Source: Deep Learning on Medium
Our Dense Net
Coming back to the project at hand, here is our version of DenseNet (lovingly called SayanNet v4 😛 )
https://ibb.co/HGtkwWs (also shown at the very end. It is huge.)
However the basic structure is as follows:
- Input Layer — Input the images as 64x64x1 (since all images are grayscale)
- (Optional) Augmentation Layer.
- 3 Dense Blocks — With 4 convolution layers each block, each convolutional layer having 12 filters. Followed by a transition block of average pooling layer (2×2 with strides of 2×2) for downsampling the output dimensions.
- Global Average Pooling layer — To transform the final convolution layer output to a single vector
- 3 Output Dense Layers — For each target.
- Several Dropout and Batch Normalization between convolution layers to reduce over-fitting and ensure signal strength.
In total we have:
Total parameters: 173,730
Trainable parameters: 170,802
Non-trainable parameters: 2,928
Optimizer — We used the Adam⁶ optimizer with a starting learning rate of 0.01
Loss function — Since each value is a label (with no numerical significance), we used the Sparse Categorical Cross-Entropy⁷ as out loss function for all outputs.

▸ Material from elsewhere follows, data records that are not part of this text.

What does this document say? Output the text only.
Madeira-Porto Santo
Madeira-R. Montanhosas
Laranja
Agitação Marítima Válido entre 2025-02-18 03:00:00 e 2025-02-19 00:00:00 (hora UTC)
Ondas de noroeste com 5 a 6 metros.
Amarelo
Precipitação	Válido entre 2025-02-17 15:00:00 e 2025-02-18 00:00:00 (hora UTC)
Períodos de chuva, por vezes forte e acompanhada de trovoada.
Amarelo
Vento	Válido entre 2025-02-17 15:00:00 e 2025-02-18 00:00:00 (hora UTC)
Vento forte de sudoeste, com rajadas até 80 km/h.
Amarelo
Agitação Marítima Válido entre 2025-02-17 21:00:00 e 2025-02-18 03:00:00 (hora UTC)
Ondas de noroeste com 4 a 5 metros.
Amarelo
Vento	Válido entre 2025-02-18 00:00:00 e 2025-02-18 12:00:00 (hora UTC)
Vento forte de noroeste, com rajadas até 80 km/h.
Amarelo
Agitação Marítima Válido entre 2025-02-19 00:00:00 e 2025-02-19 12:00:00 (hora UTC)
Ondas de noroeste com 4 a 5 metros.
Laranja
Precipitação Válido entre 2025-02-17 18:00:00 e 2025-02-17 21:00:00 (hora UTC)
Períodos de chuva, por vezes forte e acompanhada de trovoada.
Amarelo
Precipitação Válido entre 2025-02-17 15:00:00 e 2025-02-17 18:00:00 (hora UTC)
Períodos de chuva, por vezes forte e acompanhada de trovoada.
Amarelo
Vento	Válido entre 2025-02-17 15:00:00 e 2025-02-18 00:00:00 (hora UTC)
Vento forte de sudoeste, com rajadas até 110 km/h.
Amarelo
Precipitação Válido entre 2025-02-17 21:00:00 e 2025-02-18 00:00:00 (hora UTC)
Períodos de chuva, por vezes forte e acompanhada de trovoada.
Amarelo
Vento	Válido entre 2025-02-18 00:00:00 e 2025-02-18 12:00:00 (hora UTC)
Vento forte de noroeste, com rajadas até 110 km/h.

Metrics — Although the competition webpage measure on a weighted Recall metric, we use Accuracy⁸ as our training metric
Learning Rate — We used a variable learning rate, using TensorFlow’s native callback `ReduceLROnPlateau`⁹ functionality on all 3 output losses. We started of with a learning rate of 0.01 and reduce by a factor of 0.2 each time the loss plateaus to a minimum of 0.0001.
As mentioned before and the previous article, since our training data is imbalanced, we used scikit-learns `train_test_split`¹⁰ function to do a class stratified split of the entire data-set into 90% training an 10% validation.
We trained the model with a batch size of 32 for a total of 100 epochs.